Composer’s Pianos: Piano Innovation

Southwell piano

Southwell piano

The Alex Cobbe Collection of composer’s pianos is a collection that can give us a feeling for how pianos developed, often in response to the demands of composers.

The square piano, called that despite the fact that they’re actually rectangles, were pianos that were created to fit into the home. Often, they could be disguised as furniture until you remove the pictures and the flower, you remove the cloth, lift the lid and, voilà, it becomes a piano.

One piece in the Cobbe Collection comes in the shape of a half-moon table, hiding a small square piano.

The cabinetry is beautiful and is thought to be by the Dublin cabinet maker William Moore. The interior piano was built circa 1785 by Irishman William Southwell, who had opened his own shop in Dublin by 1782. Because this is a piano that doubles as a piece of furniture, certain elements that would be otherwise prominent in a piano, such as the pedals, have to be disguised.

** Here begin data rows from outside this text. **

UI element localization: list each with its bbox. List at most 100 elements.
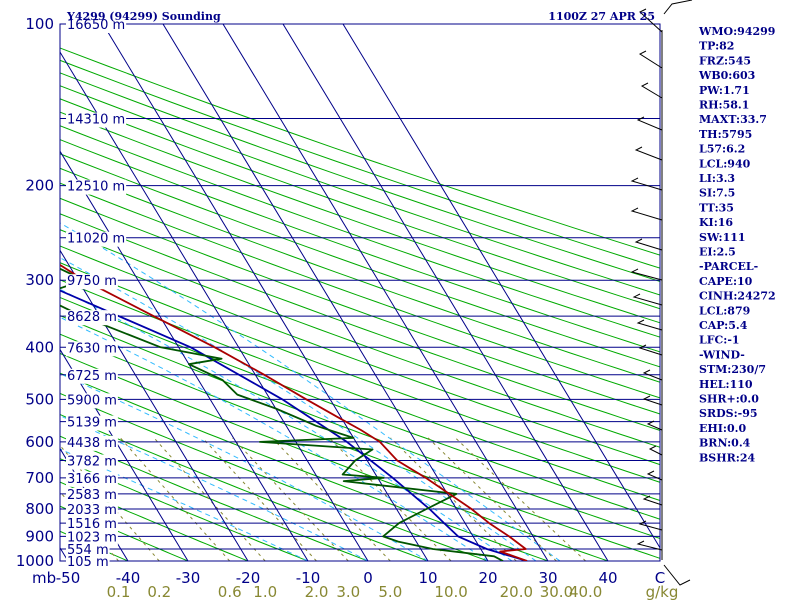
stat-item: CAP:5.4: [699, 319, 748, 332]
temperature-tick-label: 10: [418, 569, 437, 587]
mixing-ratio-tick-label: 0.2: [147, 583, 171, 600]
height-label-background: [66, 274, 118, 290]
temperature-tick-label: -30: [176, 569, 201, 587]
temperature-tick-label: -20: [236, 569, 261, 587]
stat-item: SHR+:0.0: [699, 393, 759, 406]
wind-barb: [642, 369, 663, 381]
mixing-ratio-line: [427, 437, 557, 561]
temperature-tick-label: 40: [598, 569, 617, 587]
wind-barb: [632, 293, 663, 306]
wind-barb: [639, 8, 663, 33]
chart-timestamp: 1100Z 27 APR 25: [548, 10, 655, 23]
mixing-ratio-tick-label: 30.0: [540, 583, 573, 600]
height-label: 5900 m: [67, 393, 117, 408]
pressure-tick-label: 400: [25, 338, 54, 356]
stat-item: KI:16: [699, 216, 733, 229]
height-label: 105 m: [67, 555, 109, 570]
stat-item: HEL:110: [699, 378, 753, 391]
mixing-ratio-line: [271, 437, 391, 561]
mixing-ratio-line: [153, 437, 266, 561]
mixing-ratio-line: [120, 437, 231, 561]
sounding-profiles: [60, 263, 528, 561]
stat-item: EI:2.5: [699, 246, 736, 259]
dry-adiabat-line: [60, 245, 660, 466]
wind-barb: [646, 420, 663, 431]
height-label-background: [66, 517, 118, 533]
dry-adiabat-line: [60, 153, 660, 368]
temperature-tick-label: -40: [116, 569, 141, 587]
dry-adiabat-line: [60, 197, 660, 415]
mixing-ratio-tick-label: 1.0: [253, 583, 277, 600]
dry-adiabat-line: [60, 98, 660, 310]
moist-adiabat-line: [60, 316, 489, 561]
height-label: 2583 m: [67, 488, 117, 503]
wind-barb: [663, 0, 693, 15]
height-label: 1023 m: [67, 530, 117, 545]
isotherm-line: [162, 24, 489, 561]
wind-barb: [642, 395, 663, 406]
dry-adiabat-line: [60, 182, 660, 399]
wind-barb: [630, 207, 663, 221]
dry-adiabat-line: [60, 213, 660, 431]
stat-item: PW:1.71: [699, 84, 750, 97]
temperature-tick-label: 20: [478, 569, 497, 587]
pressure-tick-label: 1000: [16, 552, 54, 570]
wind-barb: [648, 445, 663, 456]
height-label: 1516 m: [67, 517, 117, 532]
mixing-ratio-tick-label: 0.6: [218, 583, 242, 600]
height-label-background: [66, 454, 118, 470]
plot-frame: [59, 23, 661, 562]
mixing-ratio-line: [202, 437, 317, 561]
pressure-tick-label: 700: [25, 469, 54, 487]
isotherm-line: [60, 249, 249, 561]
pressure-tick-label: 500: [25, 390, 54, 408]
mixing-ratio-tick-label: 10.0: [434, 583, 467, 600]
temperature-tick-label: 0: [363, 569, 373, 587]
stat-item: TP:82: [699, 40, 734, 53]
stat-item: EHI:0.0: [699, 422, 746, 435]
height-label: 14310 m: [67, 113, 125, 128]
mixing-ratio-unit: g/kg: [646, 583, 679, 600]
height-label-background: [66, 435, 118, 451]
dry-adiabat-line: [60, 279, 660, 502]
wind-barb: [642, 495, 663, 506]
mixing-ratio-tick-label: 3.0: [336, 583, 360, 600]
wind-barb: [636, 319, 663, 331]
stat-item: MAXT:33.7: [699, 113, 767, 126]
wind-barb: [630, 177, 663, 191]
dry-adiabat-line: [60, 47, 660, 256]
height-label-background: [66, 18, 127, 33]
stat-item: BSHR:24: [699, 451, 755, 464]
height-label-background: [66, 530, 118, 546]
height-label-background: [66, 179, 127, 195]
isotherm-line: [342, 24, 660, 549]
mixing-ratio-line: [232, 437, 349, 561]
mixing-ratio-tick-label: 2.0: [305, 583, 329, 600]
height-label: 4438 m: [67, 436, 117, 451]
stat-item: WMO:94299: [698, 25, 775, 38]
wind-barb: [646, 470, 663, 481]
stat-item: STM:230/7: [699, 363, 766, 376]
height-label: 3782 m: [67, 455, 117, 470]
height-label: 8628 m: [67, 310, 117, 325]
stat-item: LCL:940: [699, 157, 751, 170]
wind-barb: [636, 116, 663, 131]
mixing-ratio-tick-label: 40.0: [569, 583, 602, 600]
pressure-tick-label: 300: [25, 271, 54, 289]
height-label-background: [66, 393, 118, 409]
pressure-tick-label: 100: [25, 15, 54, 33]
stat-item: FRZ:545: [699, 54, 751, 67]
stat-item: SW:111: [699, 231, 746, 244]
mixing-ratio-line: [455, 437, 587, 561]
wind-barb: [630, 268, 663, 281]
height-label-background: [66, 341, 118, 357]
temperature-tick-label: -50: [56, 569, 81, 587]
temperature-tick-label: 30: [538, 569, 557, 587]
height-label: 12510 m: [67, 180, 125, 195]
height-label-background: [66, 502, 118, 518]
dry-adiabat-line: [60, 296, 660, 520]
wind-barb: [634, 238, 663, 251]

When you look on the underside of the piano, you’ll see a swing-down swell-lever that would have been operated by the pianist’s knee.

Daniel Steibelt – Waltz from Mrs Cobbe’s music manuscript, 1795

The sound of the piano is suited for a small room and an intimate atmosphere.

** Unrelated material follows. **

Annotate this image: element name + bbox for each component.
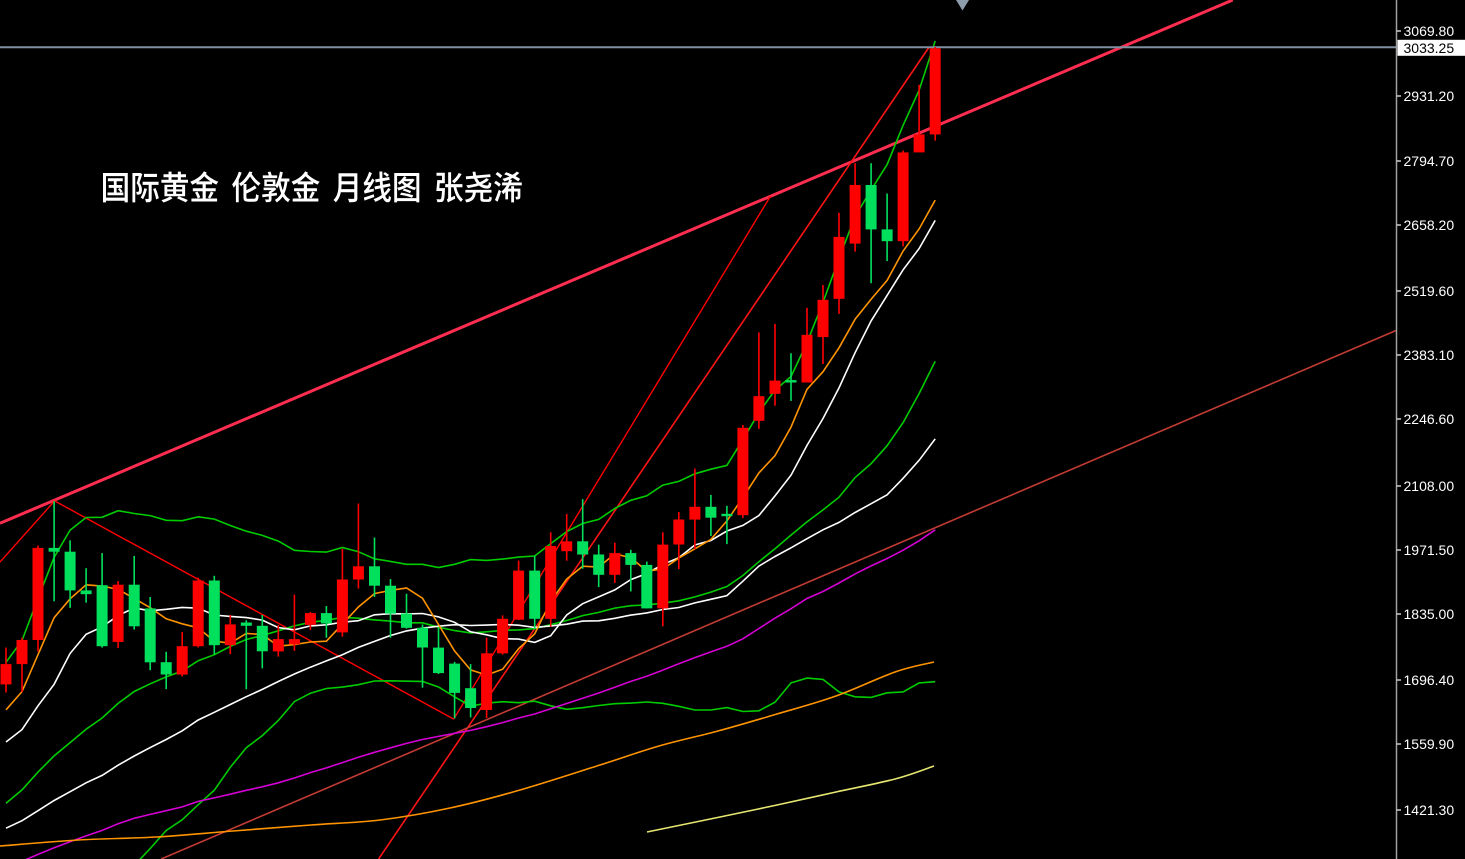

Another Southwell piano in the collection shows the innovations that he created and patented. Composers wanted pianos with more notes (the usual 18th century piano was only 5 octaves) and, at the same time, consumers wanted pianos that wouldn’t dominate a room. Southwell’s patent from 1794 was important in making 5 ½ octaves the new standard, through adding extra high keys, while still maintaining the original size of the piano.

Southwell Piano from 1794

Southwell Piano from 1794

The music written for this piano, in our example by Southwell himself, takes advantage of these new treble strings by specifically writing for them.

F.W. Southwell – Favourite Waltz

The interaction between the instrument makers, the composers, and the public is an interesting triangle, with each part exerting an influence on the other: composers want more (more keys, more sound, more excitement), the public wants normal, and the instrument makers want to satisfy both.